A record number of visitors this past July and August tested the short-staffed national park, where rangers spent the summer scrambling to rescue stranded hikers, protect natural areas, and prevent outbreaks among workers and visitors during the coronavirus pandemic.
“We were operating with far less than half our staff with record numbers of visitors,” park Superintendent Craig Ackerman said. “It became a problem trying to manage.”
Crater Lake set crowd records for July, when 209,678 people visited the park, as well as August, which drew 222,638 visitors, according to preliminary data provided by the National Park Service. The August number is particularly impressive, far surpassing the month’s previous record of 176,895 people, set during the National Park Service’s centennial anniversary in 2016.
A total of 550,870 people visited Crater Lake between June and September, according to park data, making it the fourth busiest summer on record. The seasonal total was balanced out with a slow June, when the park was closed for a week, and a relatively slow September, when wildfires blocked off several access roads to Crater Lake.
But while huge crowds flooded in, there were fewer park staff than ever to manage them. The staffing shortage wasn’t caused by financial restraints (which impaired other agencies like the Oregon Parks and Recreation Department). For Crater Lake, the issue was housing.
Most park staff live inside the national park in dormitory-style housing during the summer, Ackerman said, with up to four people often sharing a room. Restrictions set in place because of the coronavirus pandemic allowed only two people to share a room, cutting the park’s usual summer staffing in half.
The pandemic also forced park officials to shut down visitor centers and some gift shops, cancel boat and trolley tours, and limit the number of people allowed into other indoor areas.
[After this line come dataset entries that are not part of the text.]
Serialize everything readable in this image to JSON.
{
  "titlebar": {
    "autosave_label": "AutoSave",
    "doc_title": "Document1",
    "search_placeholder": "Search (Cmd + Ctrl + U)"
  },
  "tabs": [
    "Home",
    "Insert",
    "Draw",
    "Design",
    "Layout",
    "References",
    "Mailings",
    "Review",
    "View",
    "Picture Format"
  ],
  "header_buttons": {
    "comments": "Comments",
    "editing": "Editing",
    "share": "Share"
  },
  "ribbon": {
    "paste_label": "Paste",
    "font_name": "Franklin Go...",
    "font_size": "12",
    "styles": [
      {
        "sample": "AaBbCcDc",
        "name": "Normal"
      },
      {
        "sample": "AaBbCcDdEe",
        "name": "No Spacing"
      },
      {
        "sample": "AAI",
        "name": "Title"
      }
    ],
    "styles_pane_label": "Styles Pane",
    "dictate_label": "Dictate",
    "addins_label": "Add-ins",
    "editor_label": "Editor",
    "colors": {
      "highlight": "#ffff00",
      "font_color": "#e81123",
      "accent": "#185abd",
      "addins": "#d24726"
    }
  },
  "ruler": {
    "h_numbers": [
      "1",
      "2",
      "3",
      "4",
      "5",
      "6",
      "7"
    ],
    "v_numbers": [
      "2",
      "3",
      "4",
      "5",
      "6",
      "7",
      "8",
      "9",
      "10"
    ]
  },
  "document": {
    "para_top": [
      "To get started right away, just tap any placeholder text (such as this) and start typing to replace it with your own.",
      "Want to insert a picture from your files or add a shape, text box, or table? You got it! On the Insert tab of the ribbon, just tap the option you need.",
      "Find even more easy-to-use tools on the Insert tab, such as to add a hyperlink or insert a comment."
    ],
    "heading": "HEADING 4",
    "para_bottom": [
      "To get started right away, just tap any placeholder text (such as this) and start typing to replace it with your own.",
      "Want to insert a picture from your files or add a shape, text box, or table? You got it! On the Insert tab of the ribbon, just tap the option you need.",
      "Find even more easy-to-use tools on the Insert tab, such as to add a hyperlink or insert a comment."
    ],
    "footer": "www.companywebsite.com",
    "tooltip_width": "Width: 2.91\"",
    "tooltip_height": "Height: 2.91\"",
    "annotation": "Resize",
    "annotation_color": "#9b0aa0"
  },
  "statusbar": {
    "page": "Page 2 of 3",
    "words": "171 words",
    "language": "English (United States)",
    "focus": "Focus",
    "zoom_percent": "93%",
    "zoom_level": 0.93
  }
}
The historic Crater Lake Lodge still took reservations, but only registered guests were allowed inside.
Rangers who would normally give safety presentations or educational talks were instead tasked with managing crowds at the park’s busiest points, keeping people out of closed areas and preventing them from endangering the pristine lake with inflatable boats and pool toys.
The staffing shortage even extended to the entrance booths, where one ranger instead of two collected fees, slowing wait times to over an hour at points in the summer, Ackerman said.
On top of everything else, there was a steady flow of safety incidents as people tried to make their own way down into the caldera, stranding themselves in precarious places and requiring rescue operations. One incident in August involved seven people, all of whom were cited.
“We had more violations and we only had 40 percent of the staff to respond,” Ackerman said. “Rangers were begging us to not assign them any more overtime.”
Despite the struggles, the park reported no serious injuries to visitors and no positive tests for COVID-19 among the staff, both of which they consider big wins, Ackerman said.